Deep Surrogate Docking: Accelerating Automated Drug Discovery with Graph
Neural Networks
- URL: http://arxiv.org/abs/2211.02720v1
- Date: Fri, 4 Nov 2022 19:36:02 GMT
- Title: Deep Surrogate Docking: Accelerating Automated Drug Discovery with Graph
Neural Networks
- Authors: Ryien Hosseini, Filippo Simini, Austin Clyde, Arvind Ramanathan
- Abstract summary: We introduce Deep Surrogate Docking (DSD), a framework that applies deep learning-based surrogate modeling to accelerate the docking process substantially.
We show that the DSD workflow combined with the FiLMv2 architecture provides a 9.496x speedup in molecule screening with a 3% recall error rate.

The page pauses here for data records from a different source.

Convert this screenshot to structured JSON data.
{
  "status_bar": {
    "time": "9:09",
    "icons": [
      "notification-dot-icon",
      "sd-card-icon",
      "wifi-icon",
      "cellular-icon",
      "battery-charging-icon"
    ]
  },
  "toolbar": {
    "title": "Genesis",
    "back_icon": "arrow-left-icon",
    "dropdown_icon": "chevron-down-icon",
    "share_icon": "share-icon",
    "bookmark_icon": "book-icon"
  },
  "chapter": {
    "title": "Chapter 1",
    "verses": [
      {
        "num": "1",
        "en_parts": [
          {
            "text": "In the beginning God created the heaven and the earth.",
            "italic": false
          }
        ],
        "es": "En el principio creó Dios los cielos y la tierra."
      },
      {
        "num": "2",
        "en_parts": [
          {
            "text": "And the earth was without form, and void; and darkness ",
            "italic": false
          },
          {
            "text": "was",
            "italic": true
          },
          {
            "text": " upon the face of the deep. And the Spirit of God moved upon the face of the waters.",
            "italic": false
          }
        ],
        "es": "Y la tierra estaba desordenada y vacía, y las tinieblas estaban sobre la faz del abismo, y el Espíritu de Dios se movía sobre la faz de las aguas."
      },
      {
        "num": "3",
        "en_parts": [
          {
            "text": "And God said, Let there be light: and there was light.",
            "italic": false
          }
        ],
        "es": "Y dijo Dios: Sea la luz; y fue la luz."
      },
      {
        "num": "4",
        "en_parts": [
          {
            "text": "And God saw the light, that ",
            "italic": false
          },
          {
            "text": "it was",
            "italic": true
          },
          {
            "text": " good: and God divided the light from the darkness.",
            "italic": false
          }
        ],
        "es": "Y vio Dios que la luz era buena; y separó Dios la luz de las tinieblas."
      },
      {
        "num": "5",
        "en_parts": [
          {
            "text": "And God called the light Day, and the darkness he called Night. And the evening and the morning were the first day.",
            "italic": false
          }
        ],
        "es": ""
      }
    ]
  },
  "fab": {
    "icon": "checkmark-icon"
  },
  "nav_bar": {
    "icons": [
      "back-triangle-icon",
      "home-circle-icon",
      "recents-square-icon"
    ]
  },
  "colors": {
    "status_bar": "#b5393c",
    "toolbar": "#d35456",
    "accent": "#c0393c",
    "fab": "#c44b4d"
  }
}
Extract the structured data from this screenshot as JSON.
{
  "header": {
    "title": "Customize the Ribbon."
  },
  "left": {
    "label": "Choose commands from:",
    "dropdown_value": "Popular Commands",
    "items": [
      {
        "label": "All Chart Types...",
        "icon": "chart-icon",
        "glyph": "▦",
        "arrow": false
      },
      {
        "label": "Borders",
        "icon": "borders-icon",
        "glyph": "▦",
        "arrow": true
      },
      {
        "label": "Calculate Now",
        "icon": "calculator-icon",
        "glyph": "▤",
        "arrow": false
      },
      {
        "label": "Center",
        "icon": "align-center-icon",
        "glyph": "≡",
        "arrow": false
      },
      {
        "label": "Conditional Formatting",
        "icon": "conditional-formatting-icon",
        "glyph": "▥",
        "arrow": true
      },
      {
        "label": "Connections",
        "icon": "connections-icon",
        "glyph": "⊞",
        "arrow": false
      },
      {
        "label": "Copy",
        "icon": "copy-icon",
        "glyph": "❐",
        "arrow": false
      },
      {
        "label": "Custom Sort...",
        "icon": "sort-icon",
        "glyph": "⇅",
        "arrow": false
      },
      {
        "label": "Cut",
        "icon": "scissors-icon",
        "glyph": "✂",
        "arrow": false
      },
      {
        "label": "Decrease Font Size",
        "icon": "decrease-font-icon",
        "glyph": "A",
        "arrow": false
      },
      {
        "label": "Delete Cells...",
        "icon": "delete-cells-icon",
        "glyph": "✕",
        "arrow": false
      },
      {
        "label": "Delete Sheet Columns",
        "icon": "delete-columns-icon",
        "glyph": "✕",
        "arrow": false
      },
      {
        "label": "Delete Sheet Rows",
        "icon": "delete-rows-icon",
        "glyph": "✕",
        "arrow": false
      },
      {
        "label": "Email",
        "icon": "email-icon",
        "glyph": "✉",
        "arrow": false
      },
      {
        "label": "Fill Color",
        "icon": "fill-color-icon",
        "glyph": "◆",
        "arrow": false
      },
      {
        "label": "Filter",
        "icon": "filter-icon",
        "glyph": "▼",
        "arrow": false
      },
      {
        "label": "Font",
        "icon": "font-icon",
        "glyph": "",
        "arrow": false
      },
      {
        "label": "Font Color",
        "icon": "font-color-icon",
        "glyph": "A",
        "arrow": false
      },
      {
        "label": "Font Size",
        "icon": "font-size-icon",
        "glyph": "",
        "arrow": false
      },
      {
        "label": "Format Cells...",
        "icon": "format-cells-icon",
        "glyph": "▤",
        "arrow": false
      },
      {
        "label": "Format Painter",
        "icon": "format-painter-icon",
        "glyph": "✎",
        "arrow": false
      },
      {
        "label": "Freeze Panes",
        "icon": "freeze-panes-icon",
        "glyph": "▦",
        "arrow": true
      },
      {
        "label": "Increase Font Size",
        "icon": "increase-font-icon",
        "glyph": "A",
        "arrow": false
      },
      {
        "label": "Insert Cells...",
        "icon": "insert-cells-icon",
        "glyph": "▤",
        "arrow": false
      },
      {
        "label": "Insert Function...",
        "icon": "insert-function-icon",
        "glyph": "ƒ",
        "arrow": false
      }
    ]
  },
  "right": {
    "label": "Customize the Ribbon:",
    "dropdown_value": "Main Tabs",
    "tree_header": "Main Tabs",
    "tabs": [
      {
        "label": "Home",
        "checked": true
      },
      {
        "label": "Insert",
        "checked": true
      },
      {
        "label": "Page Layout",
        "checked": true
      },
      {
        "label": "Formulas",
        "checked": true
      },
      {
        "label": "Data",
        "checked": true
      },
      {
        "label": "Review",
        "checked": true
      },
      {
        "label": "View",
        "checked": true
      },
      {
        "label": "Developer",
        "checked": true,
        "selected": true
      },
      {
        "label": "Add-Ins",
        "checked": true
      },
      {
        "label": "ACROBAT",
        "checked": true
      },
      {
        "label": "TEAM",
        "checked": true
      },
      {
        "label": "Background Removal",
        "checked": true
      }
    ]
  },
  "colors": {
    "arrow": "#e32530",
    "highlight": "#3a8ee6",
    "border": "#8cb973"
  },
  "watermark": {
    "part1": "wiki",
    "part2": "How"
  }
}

- Score: 0.9785311158871759
- License: http://creativecommons.org/licenses/by/4.0/
- Abstract: The process of screening molecules for desirable properties is a key step in
several applications, ranging from drug discovery to material design. During
the process of drug discovery specifically, protein-ligand docking, or chemical
docking, is a standard in-silico scoring technique that estimates the binding
affinity of molecules with a specific protein target. Recently, however, as the
number of virtual molecules available to test has rapidly grown, these
classical docking algorithms have created a significant computational
bottleneck. We address this problem by introducing Deep Surrogate Docking
(DSD), a framework that applies deep learning-based surrogate modeling to
accelerate the docking process substantially. DSD can be interpreted as a
formalism of several earlier surrogate prefiltering techniques, adding novel
metrics and practical training practices. Specifically, we show that graph
neural networks (GNNs) can serve as fast and accurate estimators of classical
docking algorithms. Additionally, we introduce FiLMv2, a novel GNN architecture
which we show outperforms existing state-of-the-art GNN architectures,
attaining more accurate and stable performance by allowing the model to filter
out irrelevant information from data more efficiently. Through extensive
experimentation and analysis, we show that the DSD workflow combined with the
FiLMv2 architecture provides a 9.496x speedup in molecule screening with a <3%
recall error rate on an example docking task. Our open-source code is available
at https://github.com/ryienh/graph-dock.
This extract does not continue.